Aunque es la primera película en la que Edwards trabajó con el soporte fílmico y ella misma la filmó, se destaca por la belleza de su fotografía en condiciones de baja luz. Sobre esta base y el montaje, que es clave para crear una impresión de falta de solución de continuidad entre los personajes, el lugar donde viven, los animales y la imaginación de sus sueños, impregnada de la materialidad del soporte, el corto tiene un tono poético que, a mi manera de ver, se aparta significativamente de los clichés del cine etnográfico, así como también de lo que he visto en otras películas realizadas en Le Fresnoy. Ese es otro detalle que la hace llamativa para mí.

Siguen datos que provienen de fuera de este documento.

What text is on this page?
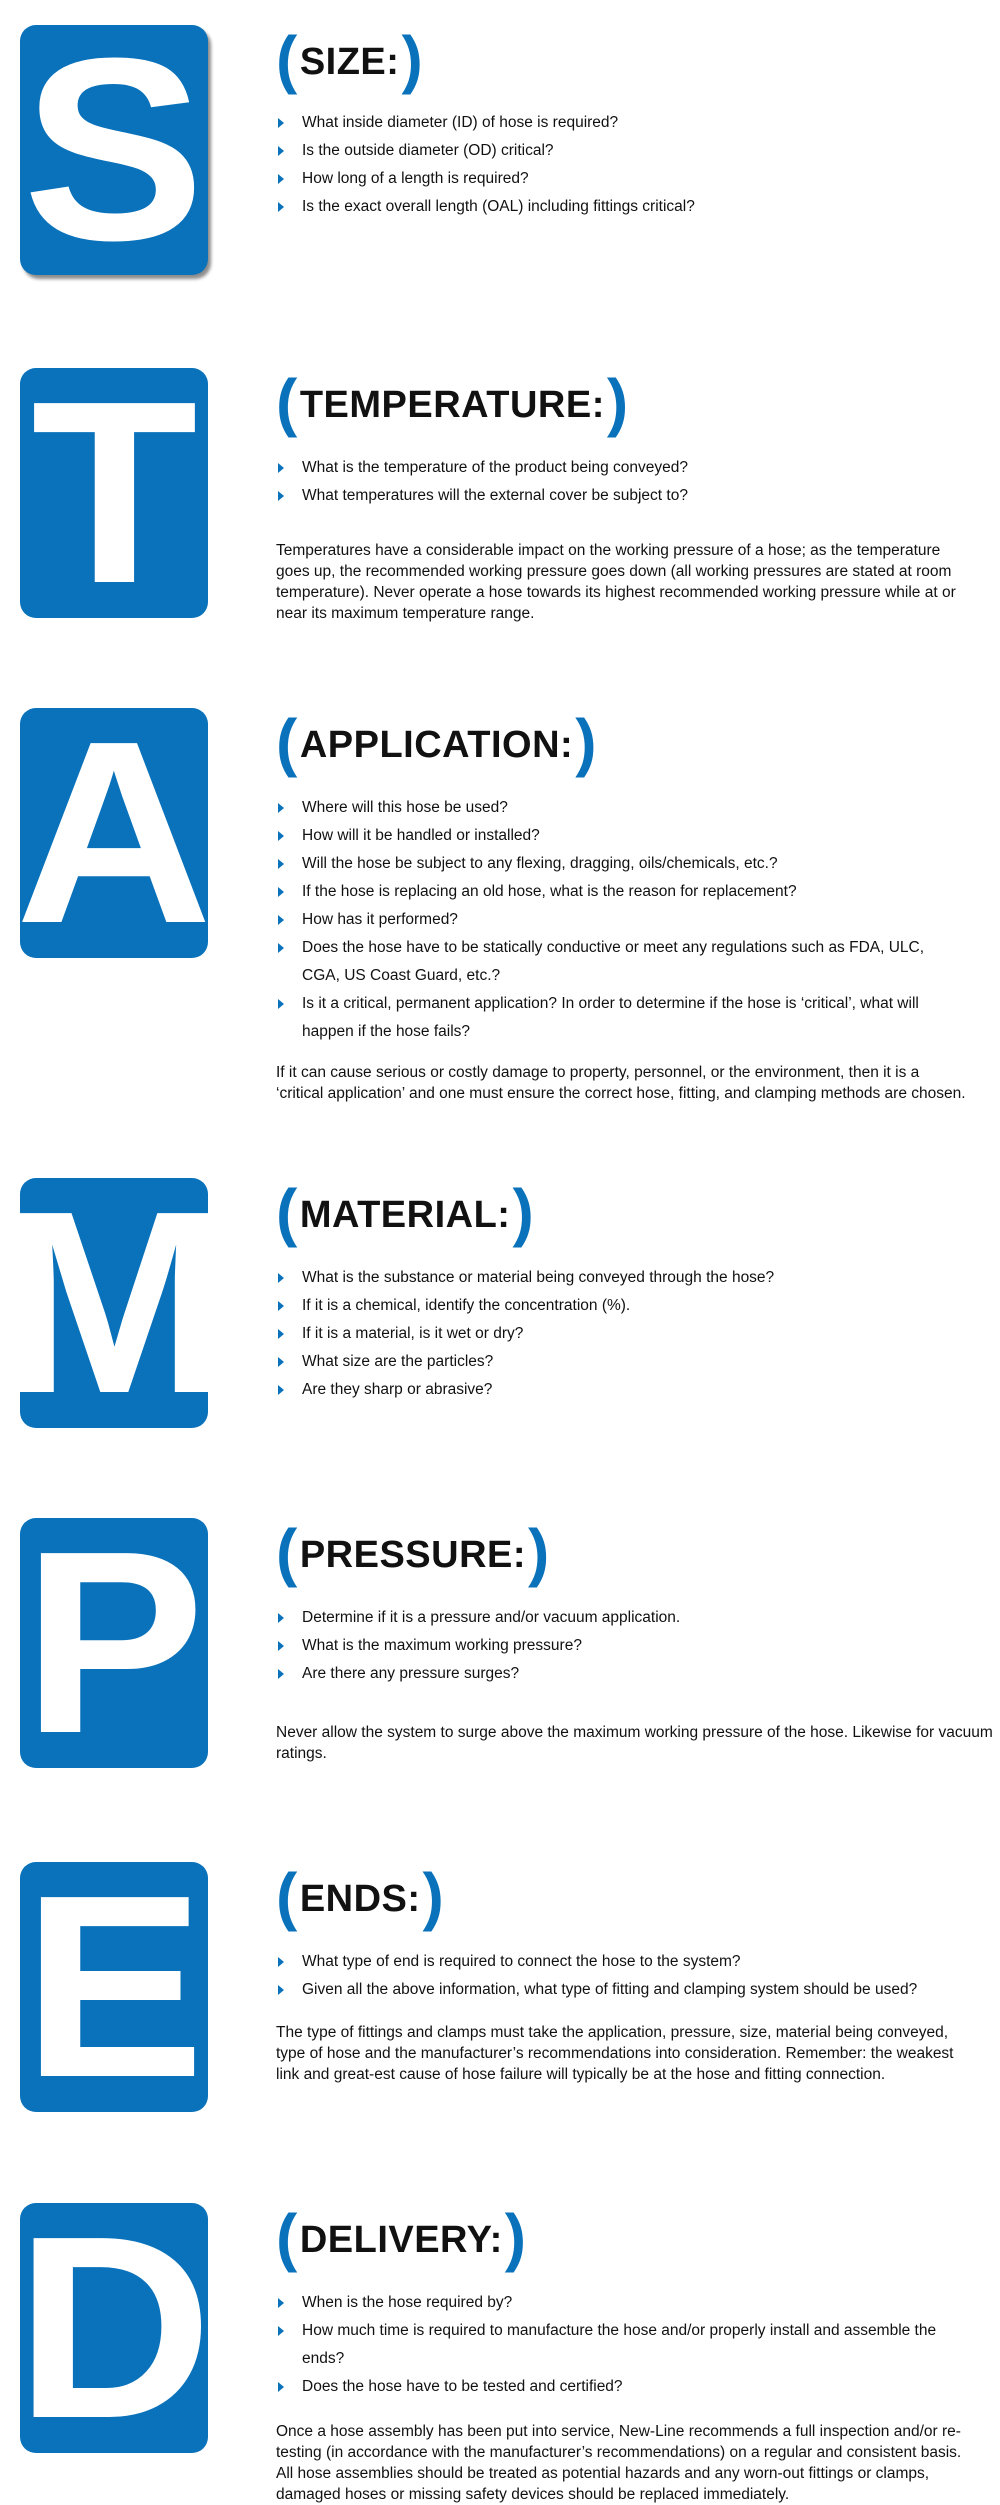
S ( SIZE: )
What inside diameter (ID) of hose is required?
Is the outside diameter (OD) critical?
How long of a length is required?
Is the exact overall length (OAL) including fittings critical?
T ( TEMPERATURE: )
What is the temperature of the product being conveyed?
What temperatures will the external cover be subject to?

Temperatures have a considerable impact on the working pressure of a hose; as the temperature goes up, the recommended working pressure goes down (all working pressures are stated at room temperature). Never operate a hose towards its highest recommended working pressure while at or near its maximum temperature range.

A ( APPLICATION: )
Where will this hose be used?
How will it be handled or installed?
Will the hose be subject to any flexing, dragging, oils/chemicals, etc.?
If the hose is replacing an old hose, what is the reason for replacement?
How has it performed?
Does the hose have to be statically conductive or meet any regulations such as FDA, ULC, CGA, US Coast Guard, etc.?
Is it a critical, permanent application? In order to determine if the hose is ‘critical’, what will happen if the hose fails?

If it can cause serious or costly damage to property, personnel, or the environment, then it is a ‘critical application’ and one must ensure the correct hose, fitting, and clamping methods are chosen.

M ( MATERIAL: )
What is the substance or material being conveyed through the hose?
If it is a chemical, identify the concentration (%).
If it is a material, is it wet or dry?
What size are the particles?
Are they sharp or abrasive?
P ( PRESSURE: )
Determine if it is a pressure and/or vacuum application.
What is the maximum working pressure?
Are there any pressure surges?

Never allow the system to surge above the maximum working pressure of the hose. Likewise for vacuum ratings.

E ( ENDS: )
What type of end is required to connect the hose to the system?
Given all the above information, what type of fitting and clamping system should be used?

The type of fittings and clamps must take the application, pressure, size, material being conveyed, type of hose and the manufacturer’s recommendations into consideration. Remember: the weakest link and great-est cause of hose failure will typically be at the hose and fitting connection.

D ( DELIVERY: )
When is the hose required by?
How much time is required to manufacture the hose and/or properly install and assemble the ends?
Does the hose have to be tested and certified?

Once a hose assembly has been put into service, New-Line recommends a full inspection and/or re-testing (in accordance with the manufacturer’s recommendations) on a regular and consistent basis. All hose assemblies should be treated as potential hazards and any worn-out fittings or clamps, damaged hoses or missing safety devices should be replaced immediately.
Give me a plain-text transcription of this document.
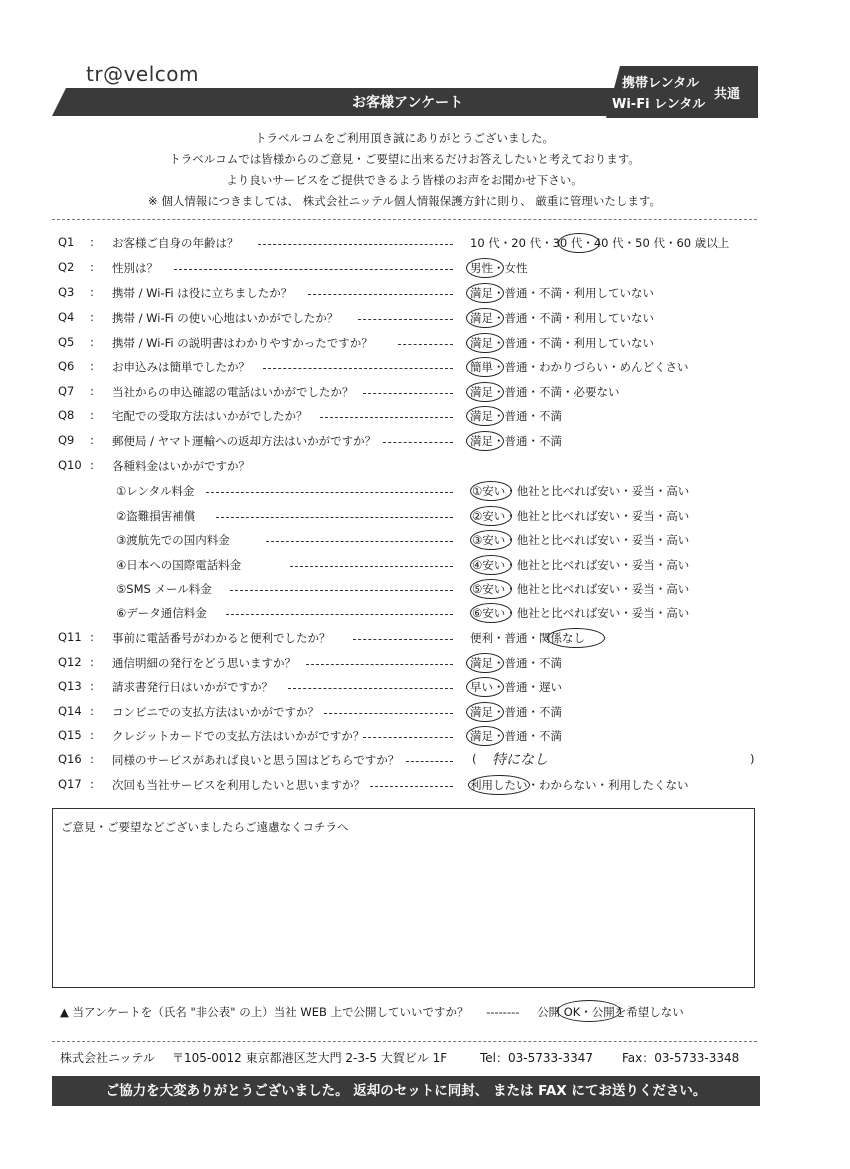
tr@velcom
お客様アンケート
携帯レンタル
Wi-Fi レンタル
共通
トラベルコムをご利用頂き誠にありがとうございました。
トラベルコムでは皆様からのご意見・ご要望に出来るだけお答えしたいと考えております。
より良いサービスをご提供できるよう皆様のお声をお聞かせ下さい。
※ 個人情報につきましては、 株式会社ニッテル個人情報保護方針に則り、 厳重に管理いたします。
Q1 : お客様ご自身の年齢は？	10 代・20 代・30 代・40 代・50 代・60 歳以上
Q2 : 性別は？	男性・女性
Q3 : 携帯 / Wi-Fi は役に立ちましたか？	満足・普通・不満・利用していない
Q4 : 携帯 / Wi-Fi の使い心地はいかがでしたか？	満足・普通・不満・利用していない
Q5 : 携帯 / Wi-Fi の説明書はわかりやすかったですか？	満足・普通・不満・利用していない
Q6 : お申込みは簡単でしたか？	簡単・普通・わかりづらい・めんどくさい
Q7 : 当社からの申込確認の電話はいかがでしたか？	満足・普通・不満・必要ない
Q8 : 宅配での受取方法はいかがでしたか？	満足・普通・不満
Q9 : 郵便局 / ヤマト運輸への返却方法はいかがですか？	満足・普通・不満
Q10 : 各種料金はいかがですか？
①レンタル料金	①安い・他社と比べれば安い・妥当・高い
②盗難損害補償	②安い・他社と比べれば安い・妥当・高い
③渡航先での国内料金	③安い・他社と比べれば安い・妥当・高い
④日本への国際電話料金	④安い・他社と比べれば安い・妥当・高い
⑤SMS メール料金	⑤安い・他社と比べれば安い・妥当・高い
⑥データ通信料金	⑥安い・他社と比べれば安い・妥当・高い
Q11 : 事前に電話番号がわかると便利でしたか？	便利・普通・関係なし
Q12 : 通信明細の発行をどう思いますか？	満足・普通・不満
Q13 : 請求書発行日はいかがですか？	早い・普通・遅い
Q14 : コンビニでの支払方法はいかがですか？	満足・普通・不満
Q15 : クレジットカードでの支払方法はいかがですか？	満足・普通・不満
Q16 : 同様のサービスがあれば良いと思う国はどちらですか？	( 特になし	)
Q17 : 次回も当社サービスを利用したいと思いますか？	利用したい・わからない・利用したくない
ご意見・ご要望などございましたらご遠慮なくコチラへ
▲ 当アンケートを（氏名 "非公表" の上）当社 WEB 上で公開していいですか？ -------- 公開 OK・公開を希望しない
株式会社ニッテル 〒105-0012 東京都港区芝大門 2-3-5 大賀ビル 1F	Tel：03-5733-3347 Fax：03-5733-3348
ご協力を大変ありがとうございました。 返却のセットに同封、 または FAX にてお送りください。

“El link entre etnografía y cine experimental es un lugar que me permite escapar del hablar sobre. Me permite acercarme a algo de forma mucho más abierta, más libre. Se aceptan las contradicciones, las cosas no claras, las confusiones, y eso es algo que amo en la manera de pensar, de abarcar las cosas, si uno se ve a meter en mundos ajenos” 

—¿Cómo es, para ti, la relación entre cine experimental y etnografía? 

—Siempre estoy en ese punto medio entre el cine experimental y la etnografía. Tengo un particular interés en los significados no observados. En cualquier caso que voy a hacer etnografía o que me acerco a realidades, siempre veo un espacio muy abierto, sensorial y multidimensional. El cine experimental es la única herramienta que encuentro para abordar eso, para pensarlo y para proyectarlo. Se abre al lado más emocional, a lo inesperado. 

—La etnografía me sirve mucho de primera, para enfrentarme al tema o para prepararme. Pero, una vez que llego al lugar, me tengo que olvidar de todo. Tengo que cambiar el switch y entrar en modo sensorial. 

—Háblame un poco del acercamiento del cine al sueño en este trabajo. 

—Empecé a entrar en el tema porque leí unos artículos de antropología médica sobre cómo el soñar mapuche implicaba una diferencia ontológica fundamental en lo que significaba el cuerpo, el sueño, el dormir. Yo venía con una inquietud por desestabilizar los universalismos acerca de qué entendemos por sueño, todos esos conceptos que recién nombré. Uno los tiende a homogenizar en el mundo occidental, y entrar en ese mundo me rompió eso. No son conceptos para nada universales. A través del sueño podía entrar a esas concepciones, no sé si de otro mundo, pero sí ontológicamente diferentes. 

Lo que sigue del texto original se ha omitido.